Targeted support for a small number of institutions that have very high numbers of international student numbers
The organisation believes UK universities are facing a shortfall of £790 million in the 2019-20 academic year, given loss of income from accommodation, catering and conferencse in the final term and Easter and summer vacations.
For the 2020 academic year, it warns of further major financial risks – explaining a total loss of international student fee income in that year would be a £6.9 billion loss.
The measures include a broad spectrum of recommendations but those most pertinent to international education and research are:
- Introduce additional flexibilities in the visa system to support international students planning to start courses this autumn including allowing those students already here to switch visa category in country (extending current arrangements beyond 31st May) and flexibility on English language and other requirements for visa applications, where these cannot be provided due to the closure of testing centres or disruption to examinations.
- Stabilise demand from EU students by delaying the introduction of the new immigration system for EU students for students starting in the 2021 calendar year. Hold fee/ loan arrangements for EU students as they are for one further year.
- Targeted support for a very small number of institutions that because of their distinct missions have very high numbers of international student numbers.
- Increasing QR funding by 100% for 2020-21 to maintain the UK’s research excellence
- The full economic cost of research to be funded through government grants including those from UKRI and the National Institute for Health Research.
- A transformation fund to support universities over the next two to three years to reshape and consolidate through federations and partnerships or potentially merge with other higher education institutions, further education colleges or private providers.
As part of the package of measures, UUK said the sector will “reduce costs, increase efficiency and moderate certain behaviours to increase stability and sustainability”.
It said that universities recognise that even with government investment significant action to reduce costs is necessary and are already making efforts to reduce costs as much as possible.
“For example, through tight controls on procurement, delaying capital projects and freezing recruitment,” UUK added.

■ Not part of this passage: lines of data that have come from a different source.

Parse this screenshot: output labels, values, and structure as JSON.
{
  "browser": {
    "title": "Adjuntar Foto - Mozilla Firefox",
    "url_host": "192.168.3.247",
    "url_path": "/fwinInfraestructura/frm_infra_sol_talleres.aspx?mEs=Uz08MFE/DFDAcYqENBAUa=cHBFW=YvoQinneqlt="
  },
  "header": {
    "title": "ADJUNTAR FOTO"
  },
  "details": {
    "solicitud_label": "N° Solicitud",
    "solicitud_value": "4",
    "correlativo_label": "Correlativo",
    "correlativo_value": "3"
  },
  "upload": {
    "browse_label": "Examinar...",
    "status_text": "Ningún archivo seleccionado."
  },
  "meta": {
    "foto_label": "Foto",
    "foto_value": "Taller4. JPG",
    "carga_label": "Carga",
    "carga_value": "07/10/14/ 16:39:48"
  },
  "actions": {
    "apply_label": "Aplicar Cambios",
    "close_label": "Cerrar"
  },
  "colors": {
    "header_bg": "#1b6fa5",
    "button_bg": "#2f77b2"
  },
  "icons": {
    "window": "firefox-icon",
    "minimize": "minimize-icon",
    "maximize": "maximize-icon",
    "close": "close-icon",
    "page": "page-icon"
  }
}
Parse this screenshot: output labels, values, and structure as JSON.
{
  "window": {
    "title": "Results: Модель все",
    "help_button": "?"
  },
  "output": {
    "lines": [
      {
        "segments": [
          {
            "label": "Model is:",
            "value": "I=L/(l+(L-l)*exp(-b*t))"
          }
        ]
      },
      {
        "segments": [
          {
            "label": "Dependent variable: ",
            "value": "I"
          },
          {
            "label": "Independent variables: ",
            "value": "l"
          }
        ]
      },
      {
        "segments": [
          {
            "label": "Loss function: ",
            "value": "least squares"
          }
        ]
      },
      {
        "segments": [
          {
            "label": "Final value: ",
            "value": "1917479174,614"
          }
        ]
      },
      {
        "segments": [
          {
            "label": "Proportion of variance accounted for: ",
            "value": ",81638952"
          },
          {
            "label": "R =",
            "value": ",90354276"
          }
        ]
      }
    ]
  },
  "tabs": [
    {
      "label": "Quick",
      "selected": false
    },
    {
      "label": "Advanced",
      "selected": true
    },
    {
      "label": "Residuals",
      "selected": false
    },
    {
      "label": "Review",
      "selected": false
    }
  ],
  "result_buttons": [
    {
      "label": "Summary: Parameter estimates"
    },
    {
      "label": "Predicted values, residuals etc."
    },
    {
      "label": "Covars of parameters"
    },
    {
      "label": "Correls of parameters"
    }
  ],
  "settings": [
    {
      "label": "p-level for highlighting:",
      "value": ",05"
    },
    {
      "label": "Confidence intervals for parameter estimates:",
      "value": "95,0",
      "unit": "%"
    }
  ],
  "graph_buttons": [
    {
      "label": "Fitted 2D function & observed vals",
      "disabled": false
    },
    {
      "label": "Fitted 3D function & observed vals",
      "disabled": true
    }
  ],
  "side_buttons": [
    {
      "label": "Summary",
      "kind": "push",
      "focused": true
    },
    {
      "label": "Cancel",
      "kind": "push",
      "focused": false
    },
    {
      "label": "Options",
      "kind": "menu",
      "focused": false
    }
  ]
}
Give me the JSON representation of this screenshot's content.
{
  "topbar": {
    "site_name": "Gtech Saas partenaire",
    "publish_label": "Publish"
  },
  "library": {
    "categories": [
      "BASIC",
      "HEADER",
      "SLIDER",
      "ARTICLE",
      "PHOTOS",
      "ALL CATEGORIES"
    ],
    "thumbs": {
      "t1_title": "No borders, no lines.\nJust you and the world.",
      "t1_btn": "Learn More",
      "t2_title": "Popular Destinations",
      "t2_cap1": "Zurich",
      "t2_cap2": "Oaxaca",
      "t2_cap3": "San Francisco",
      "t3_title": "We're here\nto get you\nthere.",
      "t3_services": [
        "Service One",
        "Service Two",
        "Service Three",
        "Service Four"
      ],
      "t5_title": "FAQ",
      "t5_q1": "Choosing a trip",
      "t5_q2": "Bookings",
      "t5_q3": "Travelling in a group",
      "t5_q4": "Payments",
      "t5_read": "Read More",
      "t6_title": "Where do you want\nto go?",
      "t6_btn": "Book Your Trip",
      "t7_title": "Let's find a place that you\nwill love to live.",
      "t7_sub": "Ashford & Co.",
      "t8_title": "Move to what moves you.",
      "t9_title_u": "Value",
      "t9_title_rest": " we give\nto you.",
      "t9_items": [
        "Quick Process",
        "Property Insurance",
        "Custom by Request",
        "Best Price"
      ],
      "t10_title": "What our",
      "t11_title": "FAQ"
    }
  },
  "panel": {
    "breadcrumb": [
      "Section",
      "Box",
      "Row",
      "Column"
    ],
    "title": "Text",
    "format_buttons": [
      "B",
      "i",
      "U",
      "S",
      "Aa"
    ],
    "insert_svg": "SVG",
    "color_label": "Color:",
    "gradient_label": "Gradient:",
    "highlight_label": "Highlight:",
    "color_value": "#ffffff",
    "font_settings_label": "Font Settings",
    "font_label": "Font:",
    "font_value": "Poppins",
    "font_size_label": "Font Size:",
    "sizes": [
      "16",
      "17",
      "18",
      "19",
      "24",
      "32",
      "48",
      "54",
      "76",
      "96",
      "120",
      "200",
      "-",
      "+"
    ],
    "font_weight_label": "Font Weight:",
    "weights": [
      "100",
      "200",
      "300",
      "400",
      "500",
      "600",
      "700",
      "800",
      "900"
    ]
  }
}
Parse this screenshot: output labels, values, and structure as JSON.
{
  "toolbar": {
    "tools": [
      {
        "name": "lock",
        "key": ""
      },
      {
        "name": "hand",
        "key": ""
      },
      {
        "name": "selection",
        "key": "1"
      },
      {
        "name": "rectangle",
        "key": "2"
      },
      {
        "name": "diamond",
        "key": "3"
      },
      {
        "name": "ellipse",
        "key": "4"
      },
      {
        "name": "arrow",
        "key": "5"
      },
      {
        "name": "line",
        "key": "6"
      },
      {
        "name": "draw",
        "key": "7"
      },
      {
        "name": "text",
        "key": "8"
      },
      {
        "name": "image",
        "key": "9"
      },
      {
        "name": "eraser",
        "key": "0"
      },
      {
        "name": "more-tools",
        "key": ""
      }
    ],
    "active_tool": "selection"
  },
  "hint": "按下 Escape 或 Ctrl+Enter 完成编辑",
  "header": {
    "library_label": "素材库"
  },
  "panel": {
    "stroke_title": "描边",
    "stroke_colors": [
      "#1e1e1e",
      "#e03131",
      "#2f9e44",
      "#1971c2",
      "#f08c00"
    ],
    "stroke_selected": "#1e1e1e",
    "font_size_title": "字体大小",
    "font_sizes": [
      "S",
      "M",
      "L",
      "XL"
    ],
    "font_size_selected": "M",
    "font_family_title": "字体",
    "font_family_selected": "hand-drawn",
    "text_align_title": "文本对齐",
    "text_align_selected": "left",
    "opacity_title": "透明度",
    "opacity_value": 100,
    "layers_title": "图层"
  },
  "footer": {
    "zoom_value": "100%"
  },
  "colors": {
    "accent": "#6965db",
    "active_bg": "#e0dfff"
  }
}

“The package of measures we have proposed today will support universities across all four nations of the UK to ensure that they remain able to weather the very serious financial challenges posed by COVID-19,” said UUK chief executive, Alistair Jarvis in a statement.
He referred to the recently launched #WeAreTogether campaign, designed showcase the ways universities are helping the fight against the COVID-19 pandemic.
“Universities have already made a huge contribution to the national effort to fight COVID-19 and moving forward will act collectively and responsibly to promote sector-wide financial stability in these challenging times and help the country to get back on its feet and people to rebuild their lives,” Jarvis added.
Tim Bradshaw, chief executive of the Russell Group added that it is vital the country is in a strong position to bounce back again after the crisis.
“More than ever, the UK will need the skills, research, innovation and expertise universities bring. We therefore support the full package of measures that have been developed with Universities UK on behalf of the whole sector.
“The right investment now will underpin the future growth and prosperity of the country,” he said.
The National Union of Students‘ vice president (Welfare), Eva Crossan Jory added that a generation of students will pay the price “if we don’t act now”.
“Students will play a critical role in rebuilding our society in the aftermath of this pandemic”
“There are enormous financial and logistical challenges for the whole sector: this is a systemic problem and it needs a systemic answer,” she said.
However, Crossan Jory added that any package of support for higher education must include appropriate support for students, “especially considering the mounting student discontent that courses are not being delivered as promised and demands for refunds”.
“Students will play a critical role in rebuilding our society in the aftermath of this pandemic. We must protect further and higher education and make sure that the students of today do not become a lost generation,” she said.